# Soap stamp with changeable letters?



## MoonBath (Dec 6, 2013)

I'd like to be able to personalize soaps with a stamp. Is there such a thing as a soap stamp on which the letters can be changed out?


----------



## TVivian (Dec 6, 2013)

Yes, I have two, one that does small letters and one that does larger. They can be found in the polymer clay section and the cake decorating section at michaels, hobby lobby, and as I just checked online it says they can be found at Wal mart.. But both can be ordered online. 




This is the larger one, it's made by "cake boss" and the letter can be stamped easily into soap the letters are about 3/4 inches tall so a short word can fit on a typical bar of soap


 these are the smaller type.

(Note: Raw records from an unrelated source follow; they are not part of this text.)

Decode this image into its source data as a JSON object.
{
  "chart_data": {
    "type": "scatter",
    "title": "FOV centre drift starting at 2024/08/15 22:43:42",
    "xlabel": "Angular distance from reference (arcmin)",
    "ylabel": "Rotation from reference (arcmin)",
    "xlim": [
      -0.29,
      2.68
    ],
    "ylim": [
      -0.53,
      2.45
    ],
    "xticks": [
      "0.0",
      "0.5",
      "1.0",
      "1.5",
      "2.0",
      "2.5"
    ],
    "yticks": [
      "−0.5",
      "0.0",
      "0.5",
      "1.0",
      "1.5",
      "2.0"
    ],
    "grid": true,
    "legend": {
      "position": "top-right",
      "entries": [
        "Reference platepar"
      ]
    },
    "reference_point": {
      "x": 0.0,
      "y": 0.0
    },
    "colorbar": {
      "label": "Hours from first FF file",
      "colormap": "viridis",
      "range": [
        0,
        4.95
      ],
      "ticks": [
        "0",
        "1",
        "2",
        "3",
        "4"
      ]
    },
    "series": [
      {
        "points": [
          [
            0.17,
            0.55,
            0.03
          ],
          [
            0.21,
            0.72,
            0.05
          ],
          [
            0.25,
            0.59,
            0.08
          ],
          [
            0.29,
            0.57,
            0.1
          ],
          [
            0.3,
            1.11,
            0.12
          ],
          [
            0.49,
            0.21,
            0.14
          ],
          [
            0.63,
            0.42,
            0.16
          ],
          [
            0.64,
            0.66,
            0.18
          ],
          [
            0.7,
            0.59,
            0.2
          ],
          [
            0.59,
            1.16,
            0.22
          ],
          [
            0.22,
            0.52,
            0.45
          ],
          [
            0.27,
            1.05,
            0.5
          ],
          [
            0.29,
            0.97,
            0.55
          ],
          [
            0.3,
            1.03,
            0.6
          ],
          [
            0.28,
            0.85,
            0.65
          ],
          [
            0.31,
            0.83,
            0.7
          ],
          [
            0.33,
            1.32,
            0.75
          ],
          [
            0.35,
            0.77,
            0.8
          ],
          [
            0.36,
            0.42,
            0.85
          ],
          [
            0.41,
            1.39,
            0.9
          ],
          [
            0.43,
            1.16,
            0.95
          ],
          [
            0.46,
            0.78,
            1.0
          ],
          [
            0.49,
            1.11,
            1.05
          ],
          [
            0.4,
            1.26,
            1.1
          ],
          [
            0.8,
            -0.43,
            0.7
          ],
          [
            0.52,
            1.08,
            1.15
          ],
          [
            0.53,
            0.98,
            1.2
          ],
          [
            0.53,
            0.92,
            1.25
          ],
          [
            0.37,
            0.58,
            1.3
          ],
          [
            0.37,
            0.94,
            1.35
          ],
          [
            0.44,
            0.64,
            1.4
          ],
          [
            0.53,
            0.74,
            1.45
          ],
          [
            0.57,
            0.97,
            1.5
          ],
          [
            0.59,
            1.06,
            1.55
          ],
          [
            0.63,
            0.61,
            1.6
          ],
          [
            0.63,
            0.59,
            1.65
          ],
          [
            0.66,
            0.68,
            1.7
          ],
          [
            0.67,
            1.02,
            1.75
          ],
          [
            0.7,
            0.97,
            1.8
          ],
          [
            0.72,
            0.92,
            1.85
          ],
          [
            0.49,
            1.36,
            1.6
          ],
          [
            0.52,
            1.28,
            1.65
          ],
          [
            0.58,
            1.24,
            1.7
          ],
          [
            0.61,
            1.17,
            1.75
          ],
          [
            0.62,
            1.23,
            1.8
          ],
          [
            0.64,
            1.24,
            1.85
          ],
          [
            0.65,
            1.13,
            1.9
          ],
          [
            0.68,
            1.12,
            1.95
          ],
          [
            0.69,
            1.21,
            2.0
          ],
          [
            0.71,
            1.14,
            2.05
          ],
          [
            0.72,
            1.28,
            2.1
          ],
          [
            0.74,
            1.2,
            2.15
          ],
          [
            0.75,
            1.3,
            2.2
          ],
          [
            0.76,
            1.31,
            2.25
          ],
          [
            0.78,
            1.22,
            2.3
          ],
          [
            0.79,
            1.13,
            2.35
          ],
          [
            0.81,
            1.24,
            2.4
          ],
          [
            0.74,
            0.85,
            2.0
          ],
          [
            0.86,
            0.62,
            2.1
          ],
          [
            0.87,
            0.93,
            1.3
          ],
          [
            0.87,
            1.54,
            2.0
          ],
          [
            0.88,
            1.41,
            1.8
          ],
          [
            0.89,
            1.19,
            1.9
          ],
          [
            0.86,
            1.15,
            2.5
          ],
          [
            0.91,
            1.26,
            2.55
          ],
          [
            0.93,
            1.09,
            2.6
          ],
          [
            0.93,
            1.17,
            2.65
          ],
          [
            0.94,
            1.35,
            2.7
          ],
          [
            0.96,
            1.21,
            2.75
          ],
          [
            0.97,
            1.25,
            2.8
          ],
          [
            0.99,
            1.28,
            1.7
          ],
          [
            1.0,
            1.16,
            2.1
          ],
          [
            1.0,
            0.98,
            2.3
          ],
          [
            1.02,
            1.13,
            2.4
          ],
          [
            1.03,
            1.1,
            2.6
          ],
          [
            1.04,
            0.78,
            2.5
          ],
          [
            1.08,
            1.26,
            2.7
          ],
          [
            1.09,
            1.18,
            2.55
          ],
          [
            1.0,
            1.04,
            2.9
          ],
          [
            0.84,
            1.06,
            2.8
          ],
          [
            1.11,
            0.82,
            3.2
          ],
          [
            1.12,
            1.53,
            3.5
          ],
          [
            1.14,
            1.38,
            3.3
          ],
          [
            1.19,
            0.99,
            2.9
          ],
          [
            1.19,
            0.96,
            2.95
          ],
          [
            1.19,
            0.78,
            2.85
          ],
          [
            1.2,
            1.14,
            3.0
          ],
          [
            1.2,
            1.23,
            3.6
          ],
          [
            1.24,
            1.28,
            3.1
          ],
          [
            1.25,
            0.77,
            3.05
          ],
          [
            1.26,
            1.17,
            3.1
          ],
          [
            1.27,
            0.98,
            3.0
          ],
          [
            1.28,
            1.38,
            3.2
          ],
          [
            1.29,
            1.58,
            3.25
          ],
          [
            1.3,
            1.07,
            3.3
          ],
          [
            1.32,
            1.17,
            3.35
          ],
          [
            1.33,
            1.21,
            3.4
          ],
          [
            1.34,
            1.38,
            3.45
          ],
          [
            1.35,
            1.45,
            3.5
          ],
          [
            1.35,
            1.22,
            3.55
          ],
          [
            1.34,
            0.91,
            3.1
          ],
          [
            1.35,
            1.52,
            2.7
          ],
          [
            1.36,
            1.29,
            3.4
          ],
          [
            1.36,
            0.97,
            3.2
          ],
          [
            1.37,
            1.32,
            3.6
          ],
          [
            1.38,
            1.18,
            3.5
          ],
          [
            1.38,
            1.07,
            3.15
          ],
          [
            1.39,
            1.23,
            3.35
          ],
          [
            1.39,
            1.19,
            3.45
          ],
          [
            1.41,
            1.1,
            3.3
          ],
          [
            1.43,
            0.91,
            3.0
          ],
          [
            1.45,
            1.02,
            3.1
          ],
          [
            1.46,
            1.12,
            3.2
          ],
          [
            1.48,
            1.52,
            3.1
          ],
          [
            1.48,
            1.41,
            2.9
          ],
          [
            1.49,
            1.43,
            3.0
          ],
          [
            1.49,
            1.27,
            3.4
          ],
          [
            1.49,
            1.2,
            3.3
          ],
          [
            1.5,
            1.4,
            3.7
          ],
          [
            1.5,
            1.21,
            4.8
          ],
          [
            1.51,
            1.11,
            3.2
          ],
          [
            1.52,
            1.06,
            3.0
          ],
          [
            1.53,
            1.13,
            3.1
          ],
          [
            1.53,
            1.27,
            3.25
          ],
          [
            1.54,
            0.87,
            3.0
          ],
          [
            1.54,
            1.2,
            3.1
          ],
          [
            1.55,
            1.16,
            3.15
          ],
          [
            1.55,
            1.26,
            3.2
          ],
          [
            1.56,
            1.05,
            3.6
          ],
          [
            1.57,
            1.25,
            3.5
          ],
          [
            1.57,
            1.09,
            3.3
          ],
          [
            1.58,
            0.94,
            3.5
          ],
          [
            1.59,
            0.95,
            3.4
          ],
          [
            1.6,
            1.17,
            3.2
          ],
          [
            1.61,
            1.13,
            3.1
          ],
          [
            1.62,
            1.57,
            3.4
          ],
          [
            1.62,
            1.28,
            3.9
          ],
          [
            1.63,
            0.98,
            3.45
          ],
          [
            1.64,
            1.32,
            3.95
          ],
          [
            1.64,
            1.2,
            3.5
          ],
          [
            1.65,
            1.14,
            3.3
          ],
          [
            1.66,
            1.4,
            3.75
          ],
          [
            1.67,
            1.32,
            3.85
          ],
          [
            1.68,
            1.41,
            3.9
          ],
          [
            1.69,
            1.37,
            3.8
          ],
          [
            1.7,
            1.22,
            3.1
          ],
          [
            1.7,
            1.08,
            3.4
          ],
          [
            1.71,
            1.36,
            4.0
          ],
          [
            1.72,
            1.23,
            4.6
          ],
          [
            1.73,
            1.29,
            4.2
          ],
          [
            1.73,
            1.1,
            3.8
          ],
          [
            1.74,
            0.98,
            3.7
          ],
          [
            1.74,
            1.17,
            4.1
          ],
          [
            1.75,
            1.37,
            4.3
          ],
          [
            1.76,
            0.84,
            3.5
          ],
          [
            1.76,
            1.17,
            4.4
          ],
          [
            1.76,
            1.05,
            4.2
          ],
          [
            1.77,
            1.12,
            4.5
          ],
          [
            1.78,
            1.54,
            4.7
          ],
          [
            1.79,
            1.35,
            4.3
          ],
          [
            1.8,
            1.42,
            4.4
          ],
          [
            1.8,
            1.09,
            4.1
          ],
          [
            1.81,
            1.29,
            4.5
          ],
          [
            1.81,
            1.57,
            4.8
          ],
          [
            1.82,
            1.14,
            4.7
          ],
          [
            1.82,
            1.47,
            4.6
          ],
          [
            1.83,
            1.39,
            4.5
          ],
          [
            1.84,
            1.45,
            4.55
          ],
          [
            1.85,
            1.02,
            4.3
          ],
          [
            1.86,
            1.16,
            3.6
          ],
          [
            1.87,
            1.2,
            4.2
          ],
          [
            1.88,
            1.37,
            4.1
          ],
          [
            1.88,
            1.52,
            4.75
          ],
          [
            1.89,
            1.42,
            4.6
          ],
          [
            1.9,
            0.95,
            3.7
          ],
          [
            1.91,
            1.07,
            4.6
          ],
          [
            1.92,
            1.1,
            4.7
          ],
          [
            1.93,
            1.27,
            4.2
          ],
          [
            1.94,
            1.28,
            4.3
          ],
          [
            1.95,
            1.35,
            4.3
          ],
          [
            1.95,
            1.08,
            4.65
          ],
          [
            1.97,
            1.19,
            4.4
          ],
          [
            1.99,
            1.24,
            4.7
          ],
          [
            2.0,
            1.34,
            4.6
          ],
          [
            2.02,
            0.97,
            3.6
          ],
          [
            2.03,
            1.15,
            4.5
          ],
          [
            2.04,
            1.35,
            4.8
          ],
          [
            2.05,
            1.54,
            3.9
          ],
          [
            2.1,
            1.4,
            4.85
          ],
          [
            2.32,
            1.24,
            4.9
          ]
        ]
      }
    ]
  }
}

The soap has to be cured but still slightly soft and I have some trouble getting the "A" to turn out perfectly.


----------



## TVivian (Dec 6, 2013)

Here are some soaps I stamped to gift to some friends.


----------



## goteeguy (Dec 6, 2013)

Very nice... I might have to take a look for those.  :smile:


----------



## ourwolfden (Dec 7, 2013)

Wow, that is really cool, I had no idea that was out there.


----------



## Jencat (Dec 16, 2013)

Uh oh.  Something else I didn't know I needed :smile:


----------